No mesmo sentido, veja-se, também, entre outros, o acórdão de 17-11-2015 (proc. n.º 3709/12.2YYPRT.P1.S1), onde se entendeu estar a admissibilidade do recurso de revista excecional baseado em oposição de acórdãos relativamente à mesma questão de direito ou em violação de jurisprudência uniformizada do Supremo Tribunal dependente do critério do valor da ação. Esta interpretação normativa está em conformidade com a Constituição, pois o artigo 20.º da CRP não impõe um segundo grau de recurso e admite, por razões de racionalidade, a estipulação pelo legislador ordinário de critérios de admissibilidade do recurso que tenham em conta o valor da ação. Também não é violado o princípio da igualdade, ínsito no artigo 13.º da CRP. As alçadas, bem como todos os mecanismos de 'filtragem' de recursos, originam desigualdades (partes há que podem recorrer e outras não), mas estas não se configuram como discriminatórias, já que todas as ações contidas no espaço de determinada alçada são, em matéria de recurso, tratadas da mesma forma. O legislador dispõe de margem de determinação para fazer prevalecer, em matéria de recurso para o Supremo, a racionalização do sistema judiciário, de forma a evitar que toda e qualquer questão possa ser submetida a um terceiro grau de jurisdição. A existência de limitações de recorribilidade, designadamente através do estabelecimento de alçadas (de limites de valor até ao qual um determinado tribunal decide sem recurso), funciona como mecanismo de racionalização do sistema judiciário, permitindo que o acesso à justiça não seja, na prática, posto em causa pelo colapso do sistema, decorrente da chegada de todas (ou da esmagadora maioria) das ações aos diversos 'patamares' de recurso. A interpretação adotada pelo Tribunal da Relação não fere assim qualquer preceito nem princípio constitucional».

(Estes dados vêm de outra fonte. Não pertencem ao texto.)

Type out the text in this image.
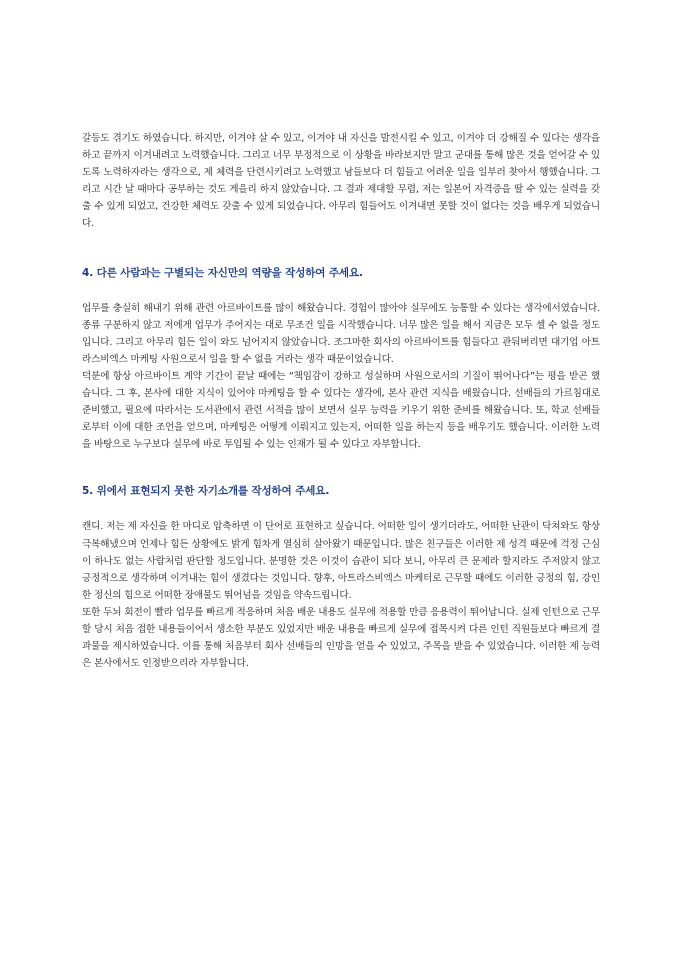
갈등도 겪기도 하였습니다. 하지만, 이겨야 살 수 있고, 이겨야 내 자신을 발전시킬 수 있고, 이겨야 더 강해질 수 있다는 생각을 하고 끝까지 이겨내려고 노력했습니다. 그리고 너무 부정적으로 이 상황을 바라보지만 말고 군대를 통해 많은 것을 얻어갈 수 있도록 노력하자라는 생각으로, 제 체력을 단련시키려고 노력했고 남들보다 더 힘들고 어려운 일을 일부러 찾아서 행했습니다. 그리고 시간 날 때마다 공부하는 것도 게을리 하지 않았습니다. 그 결과 제대할 무렵, 저는 일본어 자격증을 딸 수 있는 실력을 갖출 수 있게 되었고, 건강한 체력도 갖출 수 있게 되었습니다. 아무리 힘들어도 이겨내면 못할 것이 없다는 것을 배우게 되었습니다.

4. 다른 사람과는 구별되는 자신만의 역량을 작성하여 주세요.

업무를 충실히 해내기 위해 관련 아르바이트를 많이 해왔습니다. 경험이 많아야 실무에도 능통할 수 있다는 생각에서였습니다. 종류 구분하지 않고 저에게 업무가 주어지는 대로 무조건 일을 시작했습니다. 너무 많은 일을 해서 지금은 모두 셀 수 없을 정도입니다. 그리고 아무리 힘든 일이 와도 넘어지지 않았습니다. 조그마한 회사의 아르바이트를 힘들다고 관둬버리면 대기업 아트라스비엑스 마케팅 사원으로서 일을 할 수 없을 거라는 생각 때문이었습니다.

덕분에 항상 아르바이트 계약 기간이 끝날 때에는 “책임감이 강하고 성실하며 사원으로서의 기질이 뛰어나다”는 평을 받곤 했습니다. 그 후, 본사에 대한 지식이 있어야 마케팅을 할 수 있다는 생각에, 본사 관련 지식을 배웠습니다. 선배들의 가르침대로 준비했고, 필요에 따라서는 도서관에서 관련 서적을 많이 보면서 실무 능력을 키우기 위한 준비를 해왔습니다. 또, 학교 선배들로부터 이에 대한 조언을 얻으며, 마케팅은 어떻게 이뤄지고 있는지, 어떠한 일을 하는지 등을 배우기도 했습니다. 이러한 노력을 바탕으로 누구보다 실무에 바로 투입될 수 있는 인재가 될 수 있다고 자부합니다.

5. 위에서 표현되지 못한 자기소개를 작성하여 주세요.

캔디. 저는 제 자신을 한 마디로 압축하면 이 단어로 표현하고 싶습니다. 어떠한 일이 생기더라도, 어떠한 난관이 닥쳐와도 항상 극복해냈으며 언제나 힘든 상황에도 밝게 힘차게 열심히 살아왔기 때문입니다. 많은 친구들은 이러한 제 성격 때문에 걱정 근심이 하나도 없는 사람처럼 판단할 정도입니다. 분명한 것은 이것이 습관이 되다 보니, 아무리 큰 문제라 할지라도 주저앉지 않고 긍정적으로 생각하며 이겨내는 힘이 생겼다는 것입니다. 향후, 아트라스비엑스 마케터로 근무할 때에도 이러한 긍정의 힘, 강인한 정신의 힘으로 어떠한 장애물도 뛰어넘을 것임을 약속드립니다.

또한 두뇌 회전이 빨라 업무를 빠르게 적응하며 처음 배운 내용도 실무에 적용할 만큼 응용력이 뛰어납니다. 실제 인턴으로 근무할 당시 처음 접한 내용들이어서 생소한 부분도 있었지만 배운 내용을 빠르게 실무에 접목시켜 다른 인턴 직원들보다 빠르게 결과물을 제시하였습니다. 이를 통해 처음부터 회사 선배들의 인망을 얻을 수 있었고, 주목을 받을 수 있었습니다. 이러한 제 능력은 본사에서도 인정받으리라 자부합니다.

3. Inconformada a reclamante, AA, Lda, veio, nos termos do artigo 652.º, n.º 3, do CPC, apresentar reclamação para a conferência, formulando alegações, que aqui se consideram integralmente reproduzidas, nas quais conclui que: «Não se compreende assim a não admissão do recurso interposto com sustento em não verificação do requisito do valor, que se afigura manifestamente ilegal, violando os princípios da legalidade, da igualdade, da realização da justiça, do acesso ao direito, e da certeza e segurança jurídica, plasmados na Constituição da República Portuguesa (CRP). Assim, e porque a lei directa e expressamente determina e prevê a derrogação do dito critério do valor, deve o recurso ser deferido/recebido e devidamente tramitado».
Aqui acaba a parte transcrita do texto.